FIGURE 12 DSOM (left) and E-DSOM (Right). SOMs act as filters
When traditional SOM is used as a filter and convolved on the input
image, it was observed that the SOM tries to fit the dataset best which
may lead to poor performance. To overcome this issue, the Hebbian
learning-based masking layer was multiplied with the input patches
before convolution with SOM maps (filter). The two-layered architecture
used 10x10x1 and 16x16x1 sized SOM maps for the first and second layers,
respectively. In three-layered architecture, the layer-wise SOM map
sizes were selected as 12x12x3, 14x14x3, and 16x16x3. On a trained SOM
map, a three-layer MLP classifier was used. It was also observed that
more than one filter is required to learn enough distinct features.
Also, multiple smaller maps are better than fewer large maps. Valued-SOM
(VSOM) was proposed as an improvised version of DSOM with the
introduction of the Lethe term to each output neuron. The purpose of
this mechanism is to introduce a supervision mechanism for self-labeling
to the clusters created by DSOM. However, the filter design was borrowed
from the original DSOM. Kosmas et al. proposed Dendritic-S method, which
uses SOM as feature extraction filters followed by a hit matrix for
labeling.
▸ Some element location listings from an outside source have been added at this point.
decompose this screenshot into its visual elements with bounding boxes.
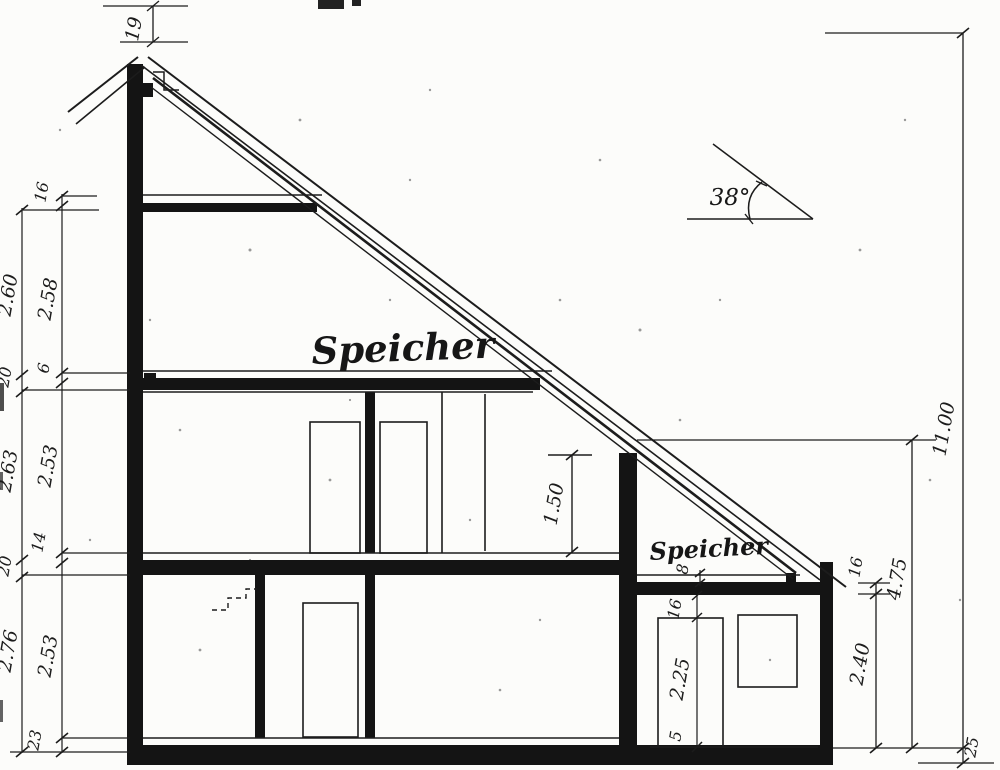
room-label-upper-attic: Speicher	[311, 323, 498, 373]
svg-text:2.53: 2.53	[33, 443, 62, 489]
collar-beam	[143, 203, 317, 212]
dashed-stair-outline	[212, 589, 257, 610]
attic-floor-slab	[143, 378, 540, 390]
total-height-label: 11.00	[929, 400, 960, 457]
plinth-label: 25	[960, 735, 982, 759]
svg-text:20: 20	[0, 554, 16, 578]
annex-plate-label: 8	[672, 562, 692, 575]
ground-slab	[127, 745, 833, 765]
annex-window	[738, 615, 797, 687]
svg-text:20: 20	[0, 365, 16, 389]
svg-text:2.76: 2.76	[0, 628, 23, 674]
svg-text:2.58: 2.58	[33, 276, 62, 322]
knee-wall-label: 1.50	[540, 481, 569, 526]
left-outer-chain-labels: 2.60 20 2.63 20 2.76	[0, 272, 23, 674]
roof-lines	[68, 57, 846, 587]
svg-text:23: 23	[23, 728, 45, 752]
first-floor-slab	[127, 560, 637, 575]
scanned-section-drawing: 19 2.60 20 2.63 20 2.76 16	[0, 0, 1000, 770]
interior-wall-ground-a	[255, 575, 265, 738]
ridge-beam	[138, 83, 153, 97]
annex-lintel-label: 16	[663, 597, 685, 620]
annex-height-label: 4.75	[882, 556, 911, 602]
interior-wall-ground-b	[365, 575, 375, 738]
annex-room-height-label: 2.40	[845, 641, 874, 687]
svg-text:14: 14	[27, 530, 49, 553]
left-dimension-chains	[10, 191, 130, 757]
structure-walls	[127, 64, 833, 765]
floor-lines	[143, 195, 818, 747]
svg-text:2.53: 2.53	[33, 633, 62, 679]
annex-slab-label: 16	[844, 555, 866, 578]
ground-door	[303, 603, 358, 737]
svg-text:16: 16	[30, 180, 52, 203]
right-dimension-lines	[637, 28, 994, 768]
house-cross-section: 19 2.60 20 2.63 20 2.76 16	[0, 0, 1000, 770]
roof-angle-label: 38°	[710, 185, 751, 211]
annex-ceiling-slab	[637, 582, 833, 595]
main-right-wall	[619, 453, 637, 765]
roof-angle-detail	[687, 144, 813, 224]
ridge-dim-label: 19	[121, 15, 147, 43]
annex-door-height-label: 2.25	[665, 656, 694, 702]
upper-door-right	[380, 422, 427, 553]
left-exterior-wall	[127, 64, 143, 765]
roof-surface-line	[148, 57, 846, 587]
svg-text:2.60: 2.60	[0, 272, 23, 318]
upper-door-left	[310, 422, 360, 553]
room-label-annex-attic: Speicher	[649, 531, 771, 566]
svg-text:2.63: 2.63	[0, 448, 23, 494]
left-inner-chain-labels: 16 2.58 6 2.53 14 2.53 23	[23, 180, 62, 752]
annex-sill-label: 5	[665, 729, 685, 742]
svg-text:6: 6	[33, 361, 53, 374]
attic-floor-beam	[144, 373, 156, 389]
interior-wall-upper	[365, 392, 375, 553]
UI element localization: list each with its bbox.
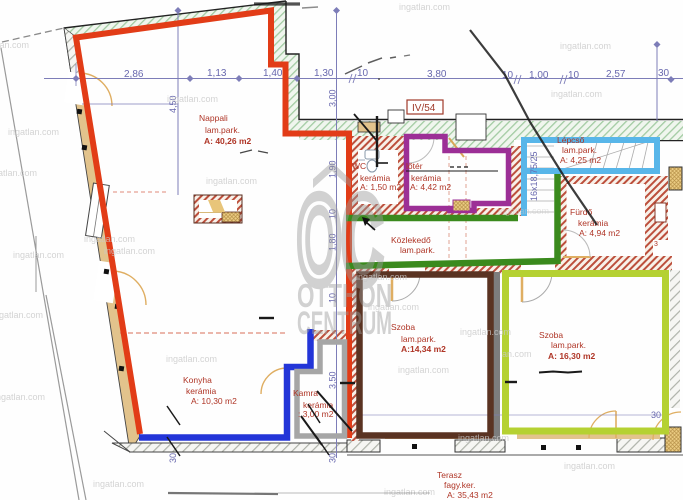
svg-text:Szoba: Szoba — [391, 322, 415, 332]
svg-text:1,13: 1,13 — [207, 68, 227, 79]
svg-text:lam.park.: lam.park. — [562, 145, 597, 155]
svg-text:IV/54: IV/54 — [412, 103, 436, 114]
svg-text:30: 30 — [651, 410, 661, 420]
svg-text:2,86: 2,86 — [124, 69, 144, 80]
svg-text:Terasz: Terasz — [437, 470, 462, 480]
svg-text:3: 3 — [654, 241, 658, 248]
svg-text:ingatlan.com: ingatlan.com — [0, 168, 37, 178]
svg-text:10: 10 — [357, 68, 369, 79]
svg-text:Konyha: Konyha — [183, 375, 212, 385]
svg-text:an.com: an.com — [502, 349, 532, 359]
svg-text:3,00: 3,00 — [328, 89, 338, 107]
svg-text:ingatlan.com: ingatlan.com — [8, 127, 59, 137]
svg-text:lőtér: lőtér — [406, 161, 423, 171]
svg-text:A: 10,30 m2: A: 10,30 m2 — [191, 396, 237, 406]
svg-text:ingatlan.com: ingatlan.com — [166, 354, 217, 364]
svg-text:Kamra: Kamra — [293, 388, 318, 398]
svg-text:Szoba: Szoba — [539, 330, 563, 340]
svg-text:30: 30 — [658, 68, 670, 79]
svg-text:lam.park.: lam.park. — [205, 125, 240, 135]
svg-text:A: 40,26 m2: A: 40,26 m2 — [204, 136, 252, 146]
svg-text:A:14,34 m2: A:14,34 m2 — [401, 344, 446, 354]
svg-text:lam.park.: lam.park. — [400, 245, 435, 255]
svg-text:16x18,75/25: 16x18,75/25 — [529, 151, 539, 201]
svg-text:A: 35,43 m2: A: 35,43 m2 — [447, 490, 493, 500]
svg-text:kerámia: kerámia — [186, 386, 217, 396]
svg-text:Lépcső: Lépcső — [557, 135, 585, 145]
svg-text:ingatlan.com: ingatlan.com — [167, 94, 218, 104]
svg-text:30: 30 — [168, 453, 178, 463]
svg-text:ingatlan.com: ingatlan.com — [551, 89, 602, 99]
svg-text:lam.park.: lam.park. — [401, 334, 436, 344]
svg-text:A: 16,30 m2: A: 16,30 m2 — [548, 351, 596, 361]
svg-text:A: 4,94 m2: A: 4,94 m2 — [579, 228, 620, 238]
svg-text:lam.park.: lam.park. — [551, 340, 586, 350]
svg-text:ingatlan.com: ingatlan.com — [0, 40, 29, 50]
svg-text:ingatlan.com: ingatlan.com — [560, 41, 611, 51]
svg-text:3,50: 3,50 — [328, 371, 338, 389]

The cosine similarity was applied and compared with Euclidian
distance in determining the BMU, and accuracy was improved by nearly
20% in the experiments.
SOM maps are known to have 1D and 2D maps, but a 3D SOM map as a filter
was introduced in a model named deep convolutional self-organizing map
(DCSOM). A total of 256 nodes were applied in various dimensions ranging
from 1D to 6D. The 4D(4x4x4x4) was noted as the optimum map size
balancing performance and complexity. The map dimensions higher than
four resulted in overfitting. The input patch size of 5x5 was found
optimal from 3x3 to 15x15. The other focus of the research was the
radius of the neighborhood of the SOM map and the batch learning
technic. The two-layered convolutional model was followed by a
block-wise histogram for feature representation. A computationally
effective, Unsupervised-DSOM (UDSOM) method was proposed in which the
SOM maps were passed through ReLU activation after the learning phase.
The aim is to remove the neurons from the maps that never get activated
or become BMU, which could lead to fewer connections. The map size was
chosen in the four-layered model as 10x10, 8x8, 6x6, and 4x4,
respectively. The smaller-sized filters performed better for
higher-level features. A faster version of UDSOM was proposed as
G-UDSOM, which performed parallel processing of locating BMU for patches
over different maps. However, the UDSOM was used as the backbone
architecture, and there is no modification to the filter sizes (map).
4.2.3 | Sub-space learning (SSL)
The implementation of sub-space learning in object identification has
gained much attention recently. The core of those proposed architectures
is principal component analysis (PCA) which comes under unsupervised
learning and is mainly used for dimensionality reduction.
The subspace approximation and kernel augmentation (Saak) is an earlier
proposed SSL-based algorithm Saak is a one-pass feed-forward method that
was proposed as a solution to the limitations of the older RECOS
(REctified-COrrelations on a Sphere) method. The backpropagation and
nonlinear activation functions ReLU in the RECOS method cause
approximation and rectification losses, respectively. The structural
insight of the Saak method is shown in Figure 13. Filters are generated
in Saak using the subspace approximation with second-order statistics
and orthonormal eigenvectors of the covariance matrix. The filters are
based on truncated Karhunen-Loeve transform (KLT) or PCA, which are the
unit eigenvectors of the data covariance matrix. Such filters are
automated and generated based on the dataset, and their size can be
varied. Saak has non-overlapping convolutional operations with filters
and patches of size 2x2. ReLU is a widely used activation function where
the negative inputs are truncated to zero, resulting in rectification
loss. In the Saak, all the kernels are augmented with their opposite
counterpart. When the original kernels and their augmented parts pass
through ReLU, the positive sides survive, which can be either original
or augmented. This mechanism would result in no rectification loss. Saak
is an entirely new methodology for better interpretability of deep
networks. However, it has some limitations because of the increased
computation implicated by kernel augmentation.
Jay Kuo at el. proposed an improved version of Saak named Saab (Subspace
approximation with adjusted Bias). Saab, a variant of PCA, has
convolutional layers followed by MLP. Typically, the bias term varies
for all layers. However, Saab was set as a constant equivalent to the
most negative value of the input vector, making the nonlinear activation
function redundant. The convolutional filters were obtained from the
covariance matrix of bias-removed spatial-spectral cuboids and were
chosen of size 5x5. The convolutional filters generated by PCA capture a
large amount of energy, but the capacity decreases with more significant
indices. The higher the cross entropy, the lower the discriminant power.
After convolutional layers, the MLP was used for labeling, and
parameters were calculated using linear least-squares regression (LSR).
It was claimed as a novel approach to self-labeling.